Justiça do Trabalho restabeleceu direitos de 38 radialistas, que estavam excluídos de Plano de Cargos e Salários. Decisão impacta a atual estrutura da Empresa Mineira de Comunicação (EMC), que tem sido alvo de arbitrariedades e uso político do governo Zema
Em uma decisão vitoriosa para os trabalhadores e que expõe mais uma arbitrariedade do governo Zema (Novo), a Justiça do Trabalho anulou o Plano de Cargos e Salários (PCS) da Rádio Inconfidência, que prejudicava 38 radialistas em sua progressão profissional. A determinação restabelece o PCS anterior, de 2008, garantindo a todos os servidores da emissora o direito de ter plano de carreira e salário justo. A ação foi movida pelo Sindicato dos Radialistas de Minas Gerais.

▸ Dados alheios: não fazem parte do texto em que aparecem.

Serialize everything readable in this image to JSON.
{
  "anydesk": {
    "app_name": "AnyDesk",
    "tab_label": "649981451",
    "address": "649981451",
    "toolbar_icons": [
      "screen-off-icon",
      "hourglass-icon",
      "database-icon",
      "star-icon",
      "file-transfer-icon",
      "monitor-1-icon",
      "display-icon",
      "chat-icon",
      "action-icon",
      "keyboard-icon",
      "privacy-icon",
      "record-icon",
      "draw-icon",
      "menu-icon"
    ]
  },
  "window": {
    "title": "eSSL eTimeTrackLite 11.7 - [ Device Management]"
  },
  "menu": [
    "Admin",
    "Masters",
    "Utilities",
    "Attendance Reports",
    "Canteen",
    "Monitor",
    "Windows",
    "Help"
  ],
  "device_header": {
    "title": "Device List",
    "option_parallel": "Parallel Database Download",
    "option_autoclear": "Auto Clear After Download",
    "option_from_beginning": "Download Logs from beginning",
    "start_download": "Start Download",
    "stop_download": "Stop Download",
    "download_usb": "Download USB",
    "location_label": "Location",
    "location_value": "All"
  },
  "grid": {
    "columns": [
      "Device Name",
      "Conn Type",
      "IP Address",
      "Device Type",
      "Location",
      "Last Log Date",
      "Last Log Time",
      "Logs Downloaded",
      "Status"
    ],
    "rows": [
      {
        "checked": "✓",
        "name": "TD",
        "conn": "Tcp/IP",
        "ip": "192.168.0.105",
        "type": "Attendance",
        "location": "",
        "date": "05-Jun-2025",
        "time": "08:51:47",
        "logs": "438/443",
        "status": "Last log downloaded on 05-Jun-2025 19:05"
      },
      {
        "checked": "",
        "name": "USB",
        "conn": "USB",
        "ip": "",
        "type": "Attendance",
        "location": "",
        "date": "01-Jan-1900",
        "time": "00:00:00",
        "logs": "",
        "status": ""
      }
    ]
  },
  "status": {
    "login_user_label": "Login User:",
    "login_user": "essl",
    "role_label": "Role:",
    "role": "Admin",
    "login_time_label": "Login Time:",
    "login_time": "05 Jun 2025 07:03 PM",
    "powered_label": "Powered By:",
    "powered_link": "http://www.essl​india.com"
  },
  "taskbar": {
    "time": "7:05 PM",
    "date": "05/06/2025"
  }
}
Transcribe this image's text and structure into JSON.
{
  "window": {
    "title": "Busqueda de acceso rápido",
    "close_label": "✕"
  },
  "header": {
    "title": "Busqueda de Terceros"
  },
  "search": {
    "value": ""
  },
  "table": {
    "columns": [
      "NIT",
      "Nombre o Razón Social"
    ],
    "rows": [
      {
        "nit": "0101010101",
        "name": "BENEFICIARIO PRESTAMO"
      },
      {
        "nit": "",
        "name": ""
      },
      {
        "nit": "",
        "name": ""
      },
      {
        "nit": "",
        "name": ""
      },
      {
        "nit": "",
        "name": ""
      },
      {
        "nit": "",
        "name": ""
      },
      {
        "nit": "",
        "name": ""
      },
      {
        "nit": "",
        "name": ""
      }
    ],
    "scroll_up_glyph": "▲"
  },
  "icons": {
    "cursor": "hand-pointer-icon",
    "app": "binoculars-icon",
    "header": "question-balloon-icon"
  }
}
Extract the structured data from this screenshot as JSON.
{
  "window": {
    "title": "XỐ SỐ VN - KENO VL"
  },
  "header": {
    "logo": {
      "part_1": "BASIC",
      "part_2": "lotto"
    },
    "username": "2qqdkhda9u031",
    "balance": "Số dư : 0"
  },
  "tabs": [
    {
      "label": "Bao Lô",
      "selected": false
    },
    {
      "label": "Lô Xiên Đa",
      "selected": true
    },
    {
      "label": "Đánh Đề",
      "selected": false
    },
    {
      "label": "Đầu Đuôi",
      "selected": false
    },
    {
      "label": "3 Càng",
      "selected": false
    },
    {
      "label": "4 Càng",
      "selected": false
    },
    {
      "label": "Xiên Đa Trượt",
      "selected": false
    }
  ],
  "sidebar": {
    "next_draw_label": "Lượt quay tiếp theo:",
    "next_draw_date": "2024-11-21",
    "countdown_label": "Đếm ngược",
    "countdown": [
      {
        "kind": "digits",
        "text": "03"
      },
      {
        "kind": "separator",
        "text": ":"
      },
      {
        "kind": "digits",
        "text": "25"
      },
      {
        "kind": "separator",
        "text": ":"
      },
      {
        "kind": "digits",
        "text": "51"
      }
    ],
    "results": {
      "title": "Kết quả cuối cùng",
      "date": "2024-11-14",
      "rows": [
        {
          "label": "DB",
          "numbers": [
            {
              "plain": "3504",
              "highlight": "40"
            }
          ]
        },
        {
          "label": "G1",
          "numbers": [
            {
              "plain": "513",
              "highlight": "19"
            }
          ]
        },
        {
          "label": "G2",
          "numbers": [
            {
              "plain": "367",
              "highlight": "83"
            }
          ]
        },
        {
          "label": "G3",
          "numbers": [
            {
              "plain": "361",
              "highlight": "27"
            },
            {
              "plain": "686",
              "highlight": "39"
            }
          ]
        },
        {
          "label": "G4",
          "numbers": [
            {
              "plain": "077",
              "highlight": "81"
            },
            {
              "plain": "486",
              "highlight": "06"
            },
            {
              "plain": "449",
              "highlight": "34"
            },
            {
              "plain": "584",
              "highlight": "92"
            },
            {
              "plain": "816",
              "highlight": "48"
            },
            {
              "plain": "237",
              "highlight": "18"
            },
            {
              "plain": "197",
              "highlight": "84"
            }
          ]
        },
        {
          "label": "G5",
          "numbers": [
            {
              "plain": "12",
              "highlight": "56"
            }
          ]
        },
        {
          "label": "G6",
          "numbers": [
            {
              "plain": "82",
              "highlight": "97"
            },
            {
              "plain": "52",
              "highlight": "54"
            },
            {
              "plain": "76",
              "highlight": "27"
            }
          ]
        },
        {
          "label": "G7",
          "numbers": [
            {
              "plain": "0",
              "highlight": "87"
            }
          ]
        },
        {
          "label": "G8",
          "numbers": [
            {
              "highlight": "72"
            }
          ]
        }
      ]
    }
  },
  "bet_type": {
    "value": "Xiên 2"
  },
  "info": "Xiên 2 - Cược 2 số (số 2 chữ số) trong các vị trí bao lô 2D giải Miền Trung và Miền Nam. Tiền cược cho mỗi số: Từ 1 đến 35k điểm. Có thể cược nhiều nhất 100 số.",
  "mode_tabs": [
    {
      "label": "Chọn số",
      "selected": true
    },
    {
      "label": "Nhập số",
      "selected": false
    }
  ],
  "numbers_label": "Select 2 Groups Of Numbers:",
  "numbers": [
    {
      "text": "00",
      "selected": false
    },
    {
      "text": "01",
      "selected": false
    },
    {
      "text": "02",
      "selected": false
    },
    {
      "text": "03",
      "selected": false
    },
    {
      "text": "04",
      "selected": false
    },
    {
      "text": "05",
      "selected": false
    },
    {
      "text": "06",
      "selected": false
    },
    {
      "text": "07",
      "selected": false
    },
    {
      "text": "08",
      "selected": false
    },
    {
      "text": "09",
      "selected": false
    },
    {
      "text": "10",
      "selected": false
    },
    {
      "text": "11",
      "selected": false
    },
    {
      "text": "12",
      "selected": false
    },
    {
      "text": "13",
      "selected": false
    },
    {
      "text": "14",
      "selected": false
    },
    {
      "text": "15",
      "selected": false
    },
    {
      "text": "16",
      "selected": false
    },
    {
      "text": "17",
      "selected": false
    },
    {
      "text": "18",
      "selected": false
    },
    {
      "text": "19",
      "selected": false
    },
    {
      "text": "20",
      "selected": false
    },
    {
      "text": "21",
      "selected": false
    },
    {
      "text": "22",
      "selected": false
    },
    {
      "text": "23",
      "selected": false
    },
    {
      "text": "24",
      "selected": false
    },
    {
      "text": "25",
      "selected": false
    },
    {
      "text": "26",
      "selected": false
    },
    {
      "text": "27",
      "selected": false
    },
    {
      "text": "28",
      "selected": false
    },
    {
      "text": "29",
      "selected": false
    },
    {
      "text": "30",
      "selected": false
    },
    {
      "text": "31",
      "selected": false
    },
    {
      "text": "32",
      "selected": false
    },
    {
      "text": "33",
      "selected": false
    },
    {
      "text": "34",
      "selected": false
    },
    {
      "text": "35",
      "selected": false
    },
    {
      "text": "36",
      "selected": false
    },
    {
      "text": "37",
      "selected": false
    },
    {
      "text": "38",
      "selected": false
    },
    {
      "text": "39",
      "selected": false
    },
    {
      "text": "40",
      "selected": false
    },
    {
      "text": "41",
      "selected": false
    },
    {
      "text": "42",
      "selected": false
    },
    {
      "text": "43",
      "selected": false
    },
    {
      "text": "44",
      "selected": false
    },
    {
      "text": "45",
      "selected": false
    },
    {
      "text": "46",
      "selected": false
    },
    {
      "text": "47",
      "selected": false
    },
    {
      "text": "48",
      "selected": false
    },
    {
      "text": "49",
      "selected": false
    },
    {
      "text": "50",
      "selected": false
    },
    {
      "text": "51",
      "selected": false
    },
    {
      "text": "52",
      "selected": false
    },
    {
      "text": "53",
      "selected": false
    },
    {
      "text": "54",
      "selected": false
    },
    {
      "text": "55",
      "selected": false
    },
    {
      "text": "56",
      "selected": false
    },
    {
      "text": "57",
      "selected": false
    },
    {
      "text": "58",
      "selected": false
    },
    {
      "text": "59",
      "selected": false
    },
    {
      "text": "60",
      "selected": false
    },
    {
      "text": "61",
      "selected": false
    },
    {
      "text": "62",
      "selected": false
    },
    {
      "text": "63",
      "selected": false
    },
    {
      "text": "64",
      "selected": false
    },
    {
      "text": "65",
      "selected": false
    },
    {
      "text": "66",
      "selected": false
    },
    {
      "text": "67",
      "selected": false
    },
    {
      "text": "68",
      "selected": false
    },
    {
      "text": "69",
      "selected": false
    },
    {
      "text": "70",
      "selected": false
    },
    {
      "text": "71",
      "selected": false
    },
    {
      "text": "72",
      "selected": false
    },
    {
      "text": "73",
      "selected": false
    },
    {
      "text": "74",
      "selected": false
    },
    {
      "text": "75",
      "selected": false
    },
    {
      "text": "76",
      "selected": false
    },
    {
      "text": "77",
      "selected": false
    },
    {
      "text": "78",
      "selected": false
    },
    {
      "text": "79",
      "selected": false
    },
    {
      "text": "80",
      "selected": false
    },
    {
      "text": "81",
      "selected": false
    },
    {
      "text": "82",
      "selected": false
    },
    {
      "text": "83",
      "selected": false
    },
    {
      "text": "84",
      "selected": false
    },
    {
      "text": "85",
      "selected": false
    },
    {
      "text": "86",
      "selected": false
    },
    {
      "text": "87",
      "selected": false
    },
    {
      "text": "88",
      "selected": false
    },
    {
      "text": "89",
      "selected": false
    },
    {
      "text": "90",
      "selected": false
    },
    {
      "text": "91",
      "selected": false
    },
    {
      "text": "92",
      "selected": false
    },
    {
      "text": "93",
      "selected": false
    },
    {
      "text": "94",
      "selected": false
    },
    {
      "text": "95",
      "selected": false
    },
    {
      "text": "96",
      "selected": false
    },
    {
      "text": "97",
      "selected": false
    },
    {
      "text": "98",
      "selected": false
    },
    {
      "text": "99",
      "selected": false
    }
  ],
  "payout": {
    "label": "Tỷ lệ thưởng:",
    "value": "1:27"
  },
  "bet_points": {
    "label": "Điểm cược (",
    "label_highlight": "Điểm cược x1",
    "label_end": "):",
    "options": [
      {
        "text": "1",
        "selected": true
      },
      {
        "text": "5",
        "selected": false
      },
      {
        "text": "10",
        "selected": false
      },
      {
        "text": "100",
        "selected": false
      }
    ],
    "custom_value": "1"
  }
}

O novo PCS implementado por Zema apresentava um texto diferente do que foi elaborado entre 2021 e 2022 com a participação dos trabalhadores e dos sindicatos. O plano excluía os radialistas e beneficiava apenas os empregados comissionados com aumentos salariais e a possibilidade de apostilamento. Inicialmente, os sindicatos chegaram a acreditar que havia tido engano na publicação, mas a situação revelou-se uma desonestidade que agora foi revertida pela decisão judicial.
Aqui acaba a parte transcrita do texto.